An Oil and Gas Authority (OGA) commissioned study has concluded that an Energy Hub in Bacton, Norfolk could provide low carbon energy for London and the South East for decades to come and help in the drive to net zero greenhouse gas emissions.

The gas fields of the Southern North Sea and the Bacton Gas terminal, in Norfolk, have been part of the UK’s energy backbone for more than 50 years; with offshore wind being part of the mix since 2004.

The study, published on June 9, suggests that a combination of natural gas to make blue hydrogen; wind to produce green hydrogen; ample space offshore for carbon storage, and easy access to markets in London and the South East mean that Bacton could remain crucial to the UK’s energy mix for decades.

The report, produced by Progressive Energy on behalf of the OGA, estimates that hydrogen from Bacton could help to decarbonise up to 20% of the GB population with further potential to contribute to the decarbonisation of London and the South East of England. This hydrogen would have a mixture of domestic, commercial and industrial use, as well as for transportation.

Among the benefits an energy hub in Bacton could bring are:
- Bacton wind farms could produce nearly 40% of the Government’s 40GW by 2030 target.
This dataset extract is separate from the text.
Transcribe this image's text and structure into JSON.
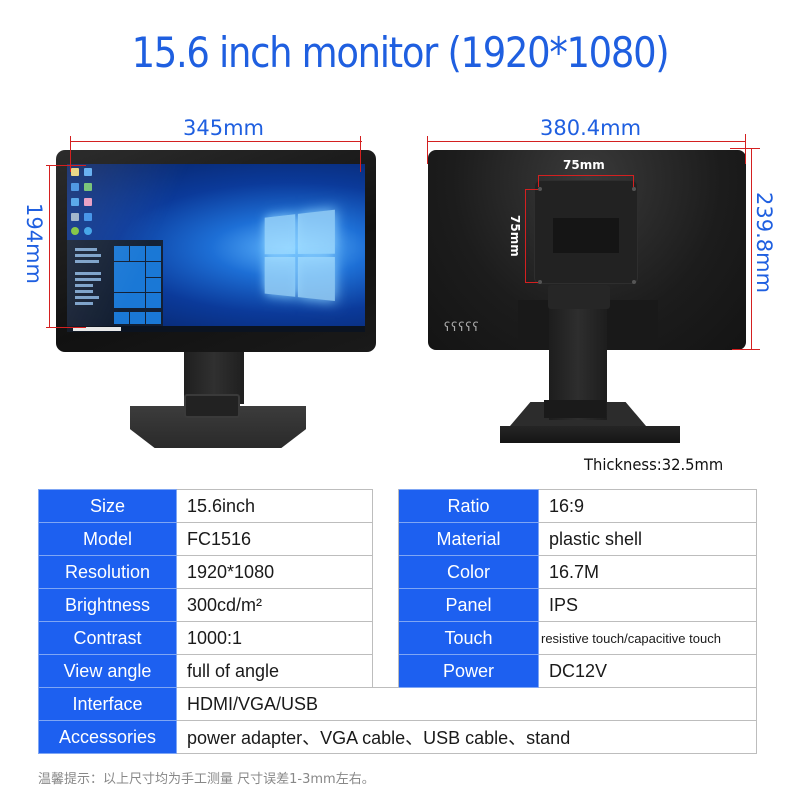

There is potential for very significant hydrogen demand in the Bacton Catchment Area.

- By 2030 this could be the equivalent of almost 20% of the Government’s UK wide target of 5GW of low-carbon production by 2030,
- and rising tenfold by 2050.

- Decarbonising energy in the Bacton Catchment Area by using blue hydrogen with Carbon Capture and Storage could result in an emissions reduction equivalent to:

- nearly 15% of the 10-point plan’s target to remove 10MT of carbon dioxide by 2030
- and up to a 70% reduction of the regional emissions by 2050.
- Decarbonising the Bacton Catchment Area could capture carbon dioxide equivalent of:
- 700,000 cars’ worth of annual emission by 2030 and
- equivalent of 8.7 million cars emissions by 2050.
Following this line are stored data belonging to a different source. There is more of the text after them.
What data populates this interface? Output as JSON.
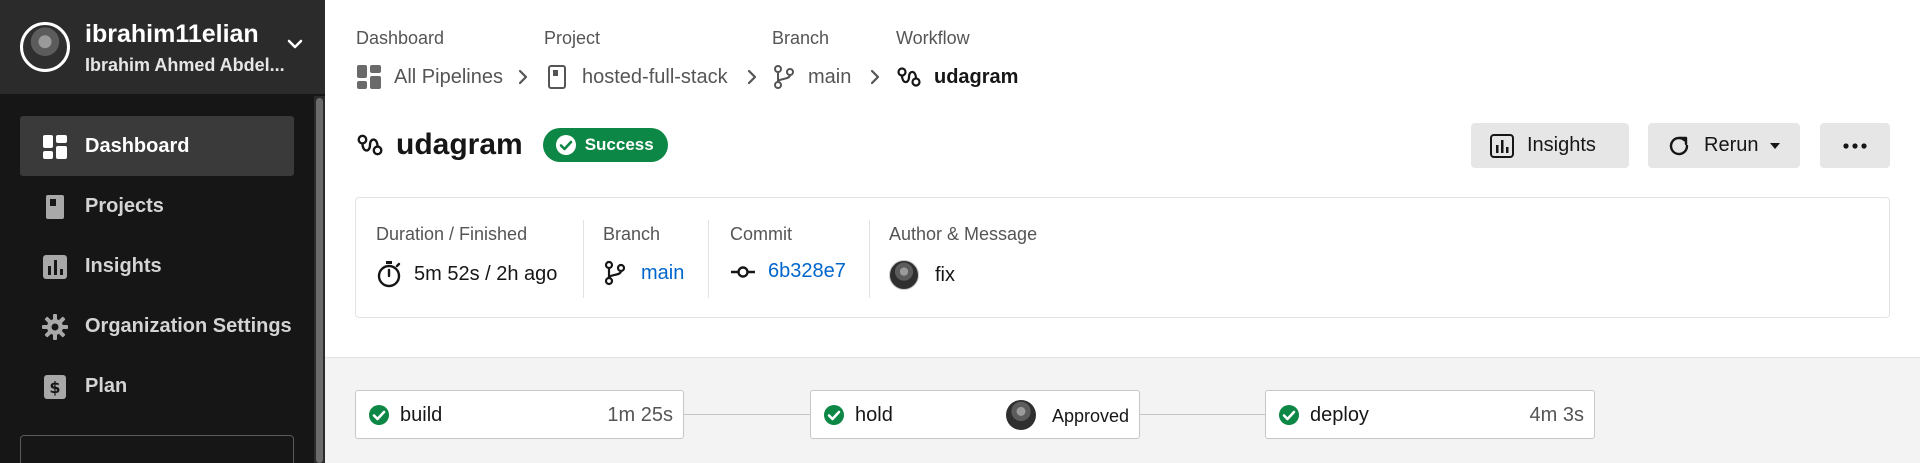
{
  "user": {
    "username": "ibrahim11elian",
    "full_name": "Ibrahim Ahmed Abdel..."
  },
  "sidebar": {
    "items": [
      {
        "label": "Dashboard",
        "icon": "dashboard-icon",
        "active": true
      },
      {
        "label": "Projects",
        "icon": "project-icon",
        "active": false
      },
      {
        "label": "Insights",
        "icon": "insights-icon",
        "active": false
      },
      {
        "label": "Organization Settings",
        "icon": "gear-icon",
        "active": false
      },
      {
        "label": "Plan",
        "icon": "dollar-icon",
        "active": false
      }
    ]
  },
  "breadcrumb": {
    "dashboard": {
      "label": "Dashboard",
      "value": "All Pipelines"
    },
    "project": {
      "label": "Project",
      "value": "hosted-full-stack"
    },
    "branch": {
      "label": "Branch",
      "value": "main"
    },
    "workflow": {
      "label": "Workflow",
      "value": "udagram"
    }
  },
  "workflow": {
    "title": "udagram",
    "status": "Success"
  },
  "actions": {
    "insights": "Insights",
    "rerun": "Rerun"
  },
  "summary": {
    "duration_label": "Duration / Finished",
    "duration_value": "5m 52s / 2h ago",
    "branch_label": "Branch",
    "branch_value": "main",
    "commit_label": "Commit",
    "commit_value": "6b328e7",
    "author_label": "Author & Message",
    "author_message": "fix"
  },
  "jobs": [
    {
      "name": "build",
      "time": "1m 25s",
      "status": "success"
    },
    {
      "name": "hold",
      "approval": "Approved",
      "status": "success"
    },
    {
      "name": "deploy",
      "time": "4m 3s",
      "status": "success"
    }
  ],
  "colors": {
    "success": "#0d8745",
    "link": "#0066cc",
    "sidebar_bg": "#161616"
  }
}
Blue hydrogen is produced using natural gas and currently it is estimated that if this natural gas was used for hydrogen production there could be sufficient reserves in the area to last until the 2040s; with the produced carbon captured and stored offshore from Bacton.
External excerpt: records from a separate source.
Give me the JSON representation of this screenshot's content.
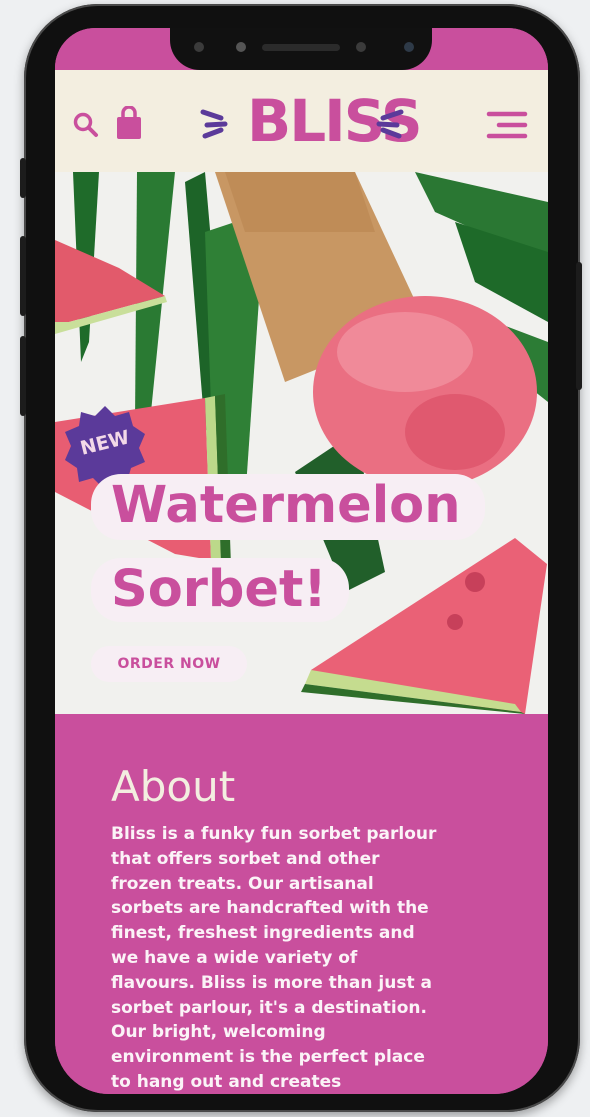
{
  "brand": {
    "logo_text": "BLISS",
    "accent": "#c94f9d",
    "cream": "#f3eee0",
    "badge": "#5b3a9a"
  },
  "header": {
    "icons": [
      "search-icon",
      "shopping-bag-icon",
      "hamburger-menu-icon"
    ]
  },
  "hero": {
    "badge": "NEW",
    "title_line1": "Watermelon",
    "title_line2": "Sorbet!",
    "cta": "ORDER NOW"
  },
  "about": {
    "heading": "About",
    "lines": [
      "Bliss is a funky fun sorbet parlour",
      "that offers sorbet and other",
      "frozen treats. Our artisanal",
      "sorbets are handcrafted with the",
      "finest, freshest ingredients and",
      "we have a wide variety of",
      "flavours. Bliss is more than just a",
      "sorbet parlour, it's a destination.",
      "Our bright, welcoming",
      "environment is the perfect place",
      "to hang out and creates"
    ]
  }
}
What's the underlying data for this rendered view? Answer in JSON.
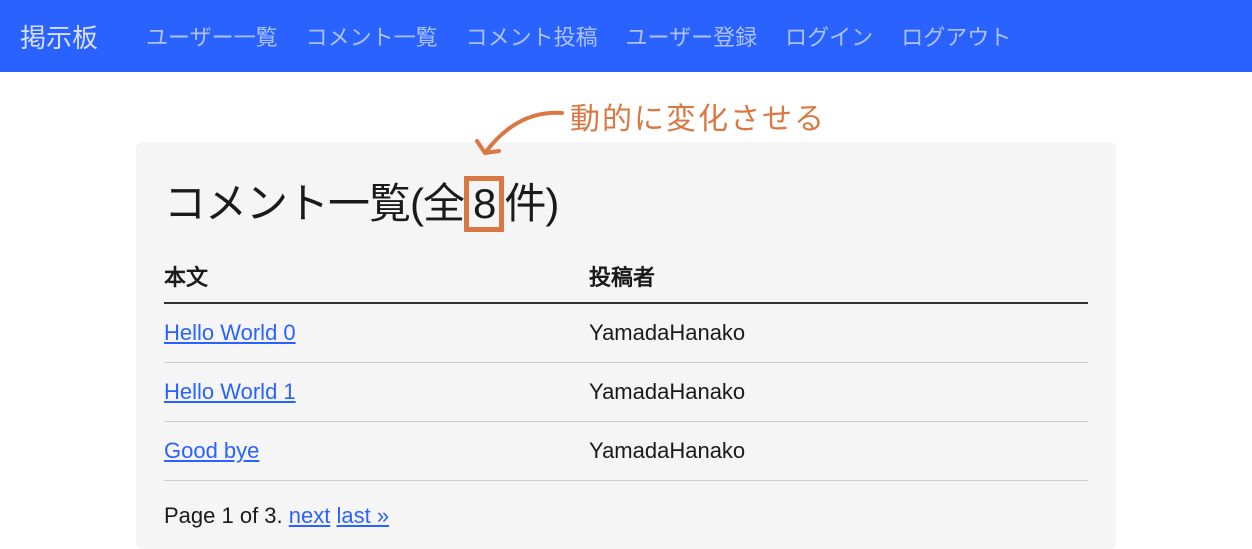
{
  "navbar": {
    "brand": "掲示板",
    "links": [
      "ユーザー一覧",
      "コメント一覧",
      "コメント投稿",
      "ユーザー登録",
      "ログイン",
      "ログアウト"
    ]
  },
  "annotation_text": "動的に変化させる",
  "heading": {
    "prefix": "コメント一覧(全",
    "count": "8",
    "suffix": "件)"
  },
  "table": {
    "headers": [
      "本文",
      "投稿者"
    ],
    "rows": [
      {
        "title": "Hello World 0",
        "author": "YamadaHanako"
      },
      {
        "title": "Hello World 1",
        "author": "YamadaHanako"
      },
      {
        "title": "Good bye",
        "author": "YamadaHanako"
      }
    ]
  },
  "pager": {
    "text_prefix": "Page 1 of 3. ",
    "next": "next",
    "last": "last »"
  }
}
Green hydrogen is produced using renewable energy and electrolysis to split water. There are plans for about 15GW of wind capacity in the area which, if totally committed to green hydrogen production, could meet around half of the total estimated demand in the area by 2050.

Green hydrogen is currently more expensive to produce than blue, but it is expected that as technology matures it will become cost-competitive during the course of 2040.

The area could also see benefits through job creation and the development of technology that could be utilised at home and abroad. There could even be the possibility of working with the regional nuclear plant for the future production of pink hydrogen, which is electricity sourced from the nuclear plant and generated by steam based electrolysis.

Scott Robertson, OGA Director of Operations, said: “A source of safe, secure and clean power for millions of people and businesses for decades to come, as well as being a boost for jobs and the local economy, all makes this a very exciting prospect. We now look forward to working closely with interested parties to thoroughly explore all of the elements involved in making this become a reality.”

The OGA is hosting a presentation on 16 June to share further insights into the report’s findings.